Perhaps Bates recognized the face of John St. Helen, or perhaps George summoned him as he lay dying, but either way, the lawyer quickly hopped on a train and headed for Oklahoma.
The whole thing had been strange up until then, but it soon became surreal.
Since no one wanted a fully embalmed body, the undertaker sat it in a chair in a window with its eyes open and a newspaper in hand to attract attention. Over the course of eight years, 10,000 people gazed upon the body. When the novelty wore off and no one wanted the body anymore, it was placed in the garage of Bates’ Memphis home.
That’s where Henry Ford comes in. This early automotive titan found himself mired in controversy when, in a 1916 Chicago newspaper article, he said, “History is more or less nonsense. It’s tradition. We don’t want traditions.
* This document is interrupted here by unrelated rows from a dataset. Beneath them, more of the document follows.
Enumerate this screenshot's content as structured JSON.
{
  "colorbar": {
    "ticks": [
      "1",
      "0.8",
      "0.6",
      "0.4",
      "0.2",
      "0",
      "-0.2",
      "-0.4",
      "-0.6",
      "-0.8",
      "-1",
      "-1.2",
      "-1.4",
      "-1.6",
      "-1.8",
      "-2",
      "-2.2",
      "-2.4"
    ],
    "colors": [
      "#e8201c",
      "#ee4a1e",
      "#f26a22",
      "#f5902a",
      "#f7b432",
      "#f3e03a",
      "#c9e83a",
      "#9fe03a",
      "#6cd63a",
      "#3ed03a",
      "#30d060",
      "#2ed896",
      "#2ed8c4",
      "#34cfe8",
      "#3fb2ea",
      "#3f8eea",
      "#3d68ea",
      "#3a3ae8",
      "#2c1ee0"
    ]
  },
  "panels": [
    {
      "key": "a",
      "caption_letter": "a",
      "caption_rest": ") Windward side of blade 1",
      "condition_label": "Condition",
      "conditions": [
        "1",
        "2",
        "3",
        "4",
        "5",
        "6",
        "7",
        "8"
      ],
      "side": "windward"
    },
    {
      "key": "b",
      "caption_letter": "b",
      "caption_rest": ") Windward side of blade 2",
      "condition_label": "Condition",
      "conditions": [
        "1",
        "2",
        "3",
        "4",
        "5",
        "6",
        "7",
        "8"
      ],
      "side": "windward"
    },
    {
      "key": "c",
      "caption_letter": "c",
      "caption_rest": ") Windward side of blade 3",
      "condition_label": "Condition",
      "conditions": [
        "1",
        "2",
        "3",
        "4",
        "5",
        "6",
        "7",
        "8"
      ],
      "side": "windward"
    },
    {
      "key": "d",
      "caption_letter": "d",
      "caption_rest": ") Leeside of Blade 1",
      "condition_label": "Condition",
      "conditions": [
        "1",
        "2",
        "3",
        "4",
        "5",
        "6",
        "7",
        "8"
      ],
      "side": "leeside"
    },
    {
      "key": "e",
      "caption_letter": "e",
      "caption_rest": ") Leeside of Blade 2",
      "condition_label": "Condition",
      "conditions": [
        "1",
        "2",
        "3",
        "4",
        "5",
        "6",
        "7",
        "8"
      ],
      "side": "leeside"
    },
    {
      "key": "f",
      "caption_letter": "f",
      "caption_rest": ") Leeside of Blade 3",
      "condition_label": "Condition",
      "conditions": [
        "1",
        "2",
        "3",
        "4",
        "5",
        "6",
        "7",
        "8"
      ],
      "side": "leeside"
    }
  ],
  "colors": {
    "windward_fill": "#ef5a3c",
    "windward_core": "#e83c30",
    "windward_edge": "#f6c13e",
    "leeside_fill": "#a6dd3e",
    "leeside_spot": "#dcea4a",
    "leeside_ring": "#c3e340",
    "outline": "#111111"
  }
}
We want to live in today. And the only history worth tinkering with is the history we make today.”
As a result, the assembly line managers who were churning out Model Ts were forced to resort to mass production damage control.
In 1919, Ford learned of Bates’ book and believed that verifying Booth’s claim that he had escaped would support his claim that “history is a hoax.” He had researchers look into the book. He invited Bates to Michigan, where Bates offered to sell George’s body to him. Ford’s researchers were unable to verify most of the claims in the book, so Ford gave up on the mummy.
Bates eventually rented it to a showman, who in turn rented it to a traveling carnival as a freak show exhibit. At one point, a group of infuriated old Civil War veterans threatened to hang the body. The body was passed around from one increasingly suspicious carnival to another, and was last seen in the late 1970s.
Bates continued to believe the Booth St. Helen George story until his death in 1923 at the age of 75.
He never met his granddaughter, who was born 25 years later — which meant missing the night in March 1991 when Kathy Bates won the Academy Award for Best Actress for her role as a creepy nurse in the hit movie “Misery.”
But in the end, no one questioned the authenticity of her Oscar statuette.